Les prochaines étapes

Sanghita vise à appliquer son formalisme théorique à un autre problème intéressant impliquant les surfaces magnétiques. Découverte expérimentalement pour la première fois dans des systèmes biologiques, la sélectivité de spin induite par la chiralité (CISS) est un phénomène remarquable qui dénoue la transmission sélective du spin des électrons à travers des molécules chirales hélicoïdales. Ce phénomène a intrigué la communauté de la spintronique avec des propositions de développement de vannes de spin basées sur l’effet CISS sans l’utilisation d’aimants permanents. Cependant, il existe un obstacle potentiel à l’application de ces propositions: l’origine théorique du CISS n’est pas encore comprise. Sanghita souhaite appliquer et étendre son formalisme mathématique utilisé pour étudier la physique de l’absorption médiée par les phonons aux surfaces magnétiques où elle étudiera le rôle des phonons dans les taux de transition des électrons à travers les molécules chirales. Si ces hypothèses se confirment, elle envisage cette théorie comme étant avantageuse pour développer des dispositifs spintroniques basés sur la CISS ainsi que pour comprendre certains des phénomènes biologiques qui utilisent la sélectivité de spin.

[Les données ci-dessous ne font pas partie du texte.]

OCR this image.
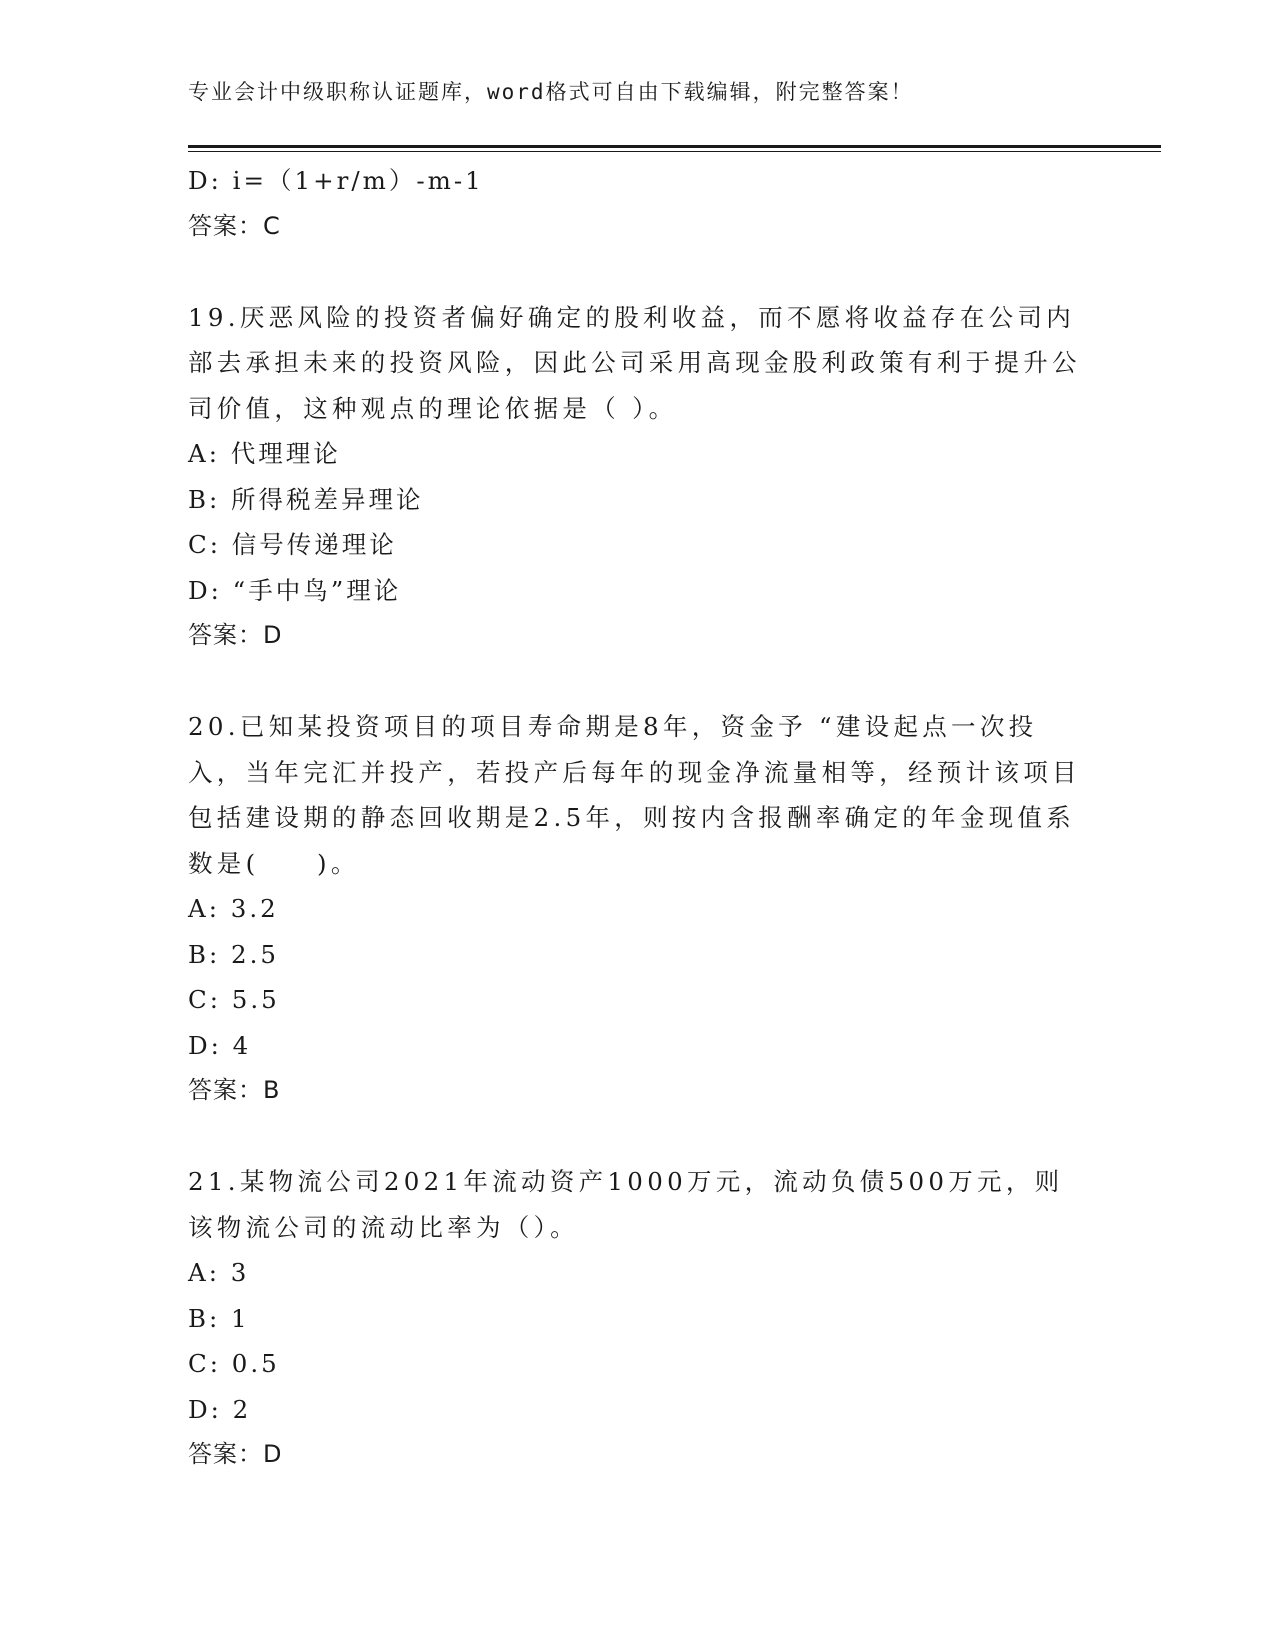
专业会计中级职称认证题库，word格式可自由下载编辑，附完整答案！
D: i=（1+r/m）-m-1
答案：C
19.厌恶风险的投资者偏好确定的股利收益，而不愿将收益存在公司内部去承担未来的投资风险，因此公司采用高现金股利政策有利于提升公司价值，这种观点的理论依据是（ ）。
A: 代理理论
B: 所得税差异理论
C: 信号传递理论
D: “手中鸟”理论
答案：D
20.已知某投资项目的项目寿命期是8年，资金予 “建设起点一次投入，当年完汇并投产，若投产后每年的现金净流量相等，经预计该项目包括建设期的静态回收期是2.5年，则按内含报酬率确定的年金现值系数是(　　)。
A: 3.2
B: 2.5
C: 5.5
D: 4
答案：B
21.某物流公司2021年流动资产1000万元，流动负债500万元，则该物流公司的流动比率为（）。
A: 3
B: 1
C: 0.5
D: 2
答案：D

Depuis qu’elle a publié cet article, Sanghita a travaillé sur un autre projet avec le professeur Garate dans lequel ils ont découvert qu’il est possible d’entendre le son d’électrons topologiques dans les semi-métaux de Weyl.

En plus de ce projet, Sanghita se rendra en Espagne en octobre pour une autre bourse postdoctorale de trois ans où elle travaillera sur un projet de spin avec le graphène, dans lequel elle souhaite acquérir autant d’expertise en recherche que possible, tout en espérant postuler à un poste universitaire dans un avenir rapproché.